Anti-seizure medications are the first-line treatment. For focal seizures in both adults and children, international guidelines recommend starting with either lamotrigine or levetiracetam as a single daily medication. If neither of those is available or effective, carbamazepine is the next option. The approach is to try one medication at a time: if the first doesn’t control seizures adequately, a different first-line option is tried before moving to second-line medications like lacosamide.

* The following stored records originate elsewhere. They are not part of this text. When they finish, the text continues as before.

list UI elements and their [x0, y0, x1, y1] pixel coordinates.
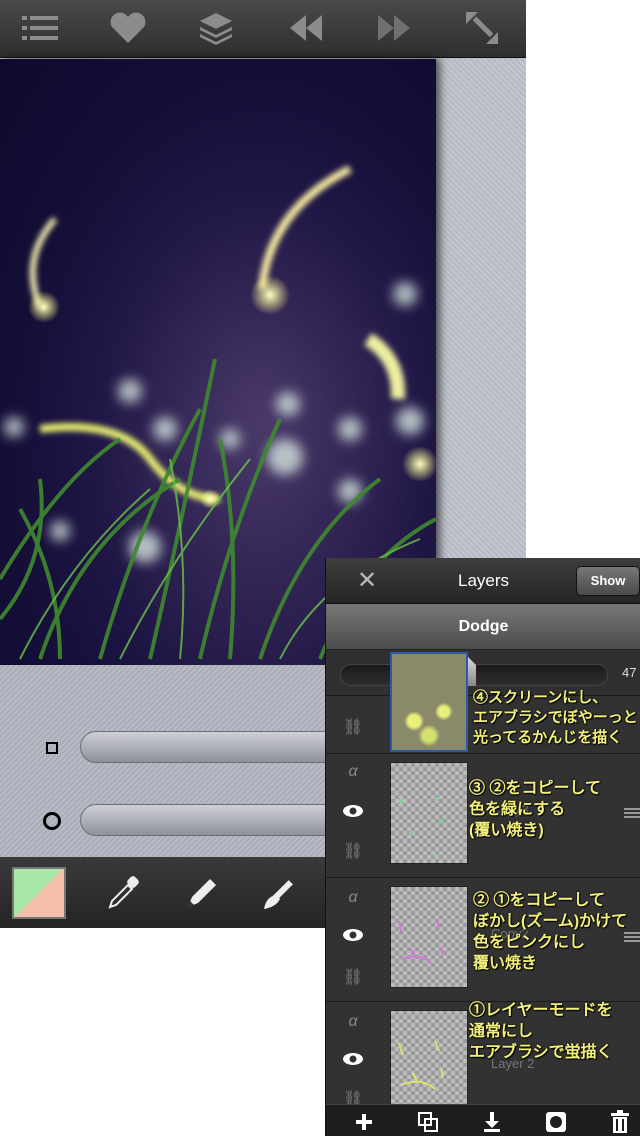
layers-panel: ✕ Layers Show Dodge 47 ⛓ ④スクリーンにし、 エアブラシ…	[325, 558, 640, 1136]
layers-footer	[326, 1104, 640, 1136]
eye-icon[interactable]	[340, 928, 366, 948]
layer-row[interactable]: α ⛓ Copy3 ③ ②をコピーして 色を緑にする (覆い焼き)	[326, 754, 640, 878]
layer-note: ④スクリーンにし、 エアブラシでぼやーっと 光ってるかんじを描く	[473, 689, 638, 746]
alpha-lock-icon[interactable]: α	[340, 762, 366, 782]
duplicate-icon[interactable]	[414, 1109, 442, 1135]
layers-icon[interactable]	[186, 4, 246, 52]
show-button[interactable]: Show	[576, 566, 640, 596]
blend-mode-button[interactable]: Dodge	[326, 604, 640, 650]
layer-row[interactable]: α ⛓ Copy2 ② ①をコピーして ぼかし(ズーム)かけて 色をピンクにし …	[326, 878, 640, 1002]
link-icon[interactable]: ⛓	[340, 968, 366, 988]
merge-down-icon[interactable]	[478, 1109, 506, 1135]
layer-thumbnail	[390, 652, 468, 752]
layer-note: ② ①をコピーして ぼかし(ズーム)かけて 色をピンクにし 覆い焼き	[473, 892, 628, 972]
alpha-lock-icon[interactable]: α	[340, 1012, 366, 1032]
layer-note: ③ ②をコピーして 色を緑にする (覆い焼き)	[469, 780, 601, 839]
link-icon[interactable]: ⛓	[340, 718, 366, 738]
alpha-lock-icon[interactable]: α	[340, 888, 366, 908]
circle-icon	[43, 812, 61, 830]
heart-icon[interactable]	[98, 4, 158, 52]
add-icon[interactable]	[350, 1109, 378, 1135]
layer-thumbnail	[390, 762, 468, 864]
list-icon[interactable]	[10, 4, 70, 52]
layers-header: ✕ Layers Show	[326, 558, 640, 604]
layer-thumbnail	[390, 886, 468, 988]
eye-icon[interactable]	[340, 804, 366, 824]
layer-note: ①レイヤーモードを 通常にし エアブラシで蛍描く	[469, 1002, 613, 1061]
eyedropper-icon[interactable]	[102, 871, 146, 915]
color-swatch[interactable]	[12, 867, 66, 919]
eye-icon[interactable]	[340, 1052, 366, 1072]
brush-icon[interactable]	[258, 871, 302, 915]
pencil-icon[interactable]	[180, 871, 224, 915]
link-icon[interactable]: ⛓	[340, 842, 366, 862]
square-icon	[46, 742, 58, 754]
top-toolbar	[0, 0, 526, 58]
expand-icon[interactable]	[452, 4, 512, 52]
layer-row[interactable]: ⛓ ④スクリーンにし、 エアブラシでぼやーっと 光ってるかんじを描く	[326, 652, 640, 754]
layer-thumbnail	[390, 1010, 468, 1112]
reorder-handle[interactable]	[624, 808, 640, 818]
rewind-icon[interactable]	[276, 4, 336, 52]
mask-icon[interactable]	[542, 1109, 570, 1135]
fast-forward-icon[interactable]	[364, 4, 424, 52]
trash-icon[interactable]	[606, 1109, 634, 1135]
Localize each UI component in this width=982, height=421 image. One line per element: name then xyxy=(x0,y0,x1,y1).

About two-thirds of people with focal epilepsy achieve good seizure control with medication. For those who don’t respond to two or more medications (a condition called drug-resistant epilepsy), surgery may be an option, particularly when imaging and EEG data can pinpoint a single seizure focus that can be safely removed. Temporal lobe surgery has the strongest track record, with many patients becoming seizure-free. Other options for drug-resistant cases include nerve stimulation devices and specialized diets.

Focal Seizures That Spread

One important thing to understand is that focal seizures can spread. A seizure that begins in one small area of the brain can recruit surrounding tissue and eventually involve the entire brain, evolving into a full convulsive (tonic-clonic) seizure with loss of consciousness, stiffening, and rhythmic jerking. This is called a “focal to bilateral tonic-clonic seizure.” The initial focal symptoms, if noticed, serve as a warning that a larger seizure is coming. Recognizing that warning can give you or someone nearby a few seconds to get to a safe position.

Most focal seizures last under two minutes. A seizure that continues beyond five minutes, or multiple seizures occurring without recovery in between, is considered a medical emergency called status epilepticus and requires immediate treatment.